Choosy Bodies Choose — uh, not sure yet

University of Adelaide professor Sarah Robertson thinks the likelihood of fertilization is based on chemical communication between a man's sperm and a woman's body, which determines whether it accepts the presence of the sperm by making changes in her immune system.

Robertson says that the assumption in treating infertility has been that if a man's semen tested as normal, that meant there was something wrong with the woman's reproductive system which prevented her from becoming pregnant. Her research suggests that the problem may not lie with either individual, but with compatibility in the signaling between sperm and host.

And a degree of familiarity, in this case, breeds not contempt but greater likelihood of acceptance. A woman's body is more likely to accept the sperm of a man whose semen she has been exposed to for a period of at least three months.

Another factor in whether the sperm is accepted could be whether environmental conditions are favorable for a pregnancy, Robertson says.

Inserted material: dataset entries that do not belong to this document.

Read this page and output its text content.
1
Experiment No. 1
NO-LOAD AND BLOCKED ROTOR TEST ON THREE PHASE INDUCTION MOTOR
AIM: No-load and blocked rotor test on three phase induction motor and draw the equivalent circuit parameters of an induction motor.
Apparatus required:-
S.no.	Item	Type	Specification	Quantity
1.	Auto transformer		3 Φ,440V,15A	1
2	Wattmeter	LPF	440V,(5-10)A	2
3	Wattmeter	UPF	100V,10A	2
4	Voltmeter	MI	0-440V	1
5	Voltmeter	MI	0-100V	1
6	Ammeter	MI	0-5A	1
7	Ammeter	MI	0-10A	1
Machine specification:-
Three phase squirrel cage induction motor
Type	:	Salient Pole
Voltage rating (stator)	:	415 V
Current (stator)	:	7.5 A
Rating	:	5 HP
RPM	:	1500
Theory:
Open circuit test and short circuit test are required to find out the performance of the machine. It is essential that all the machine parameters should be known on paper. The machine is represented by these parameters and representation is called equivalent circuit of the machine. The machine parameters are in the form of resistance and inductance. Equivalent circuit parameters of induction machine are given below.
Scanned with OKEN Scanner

Robertson's research has mostly been in mice and pigs thus far, as well as some with human cells. She is currently recruiting female subjects to continue her research in humans.

Despite the fact that the actual research done to this point has not been in women's bodies, some news outlets could not let pass by the opportunity to suggest that men are right when they say "women are too picky". Every good news story needs a hook. There is none more tried and true than, "And another thing that's wrong with women is . . ."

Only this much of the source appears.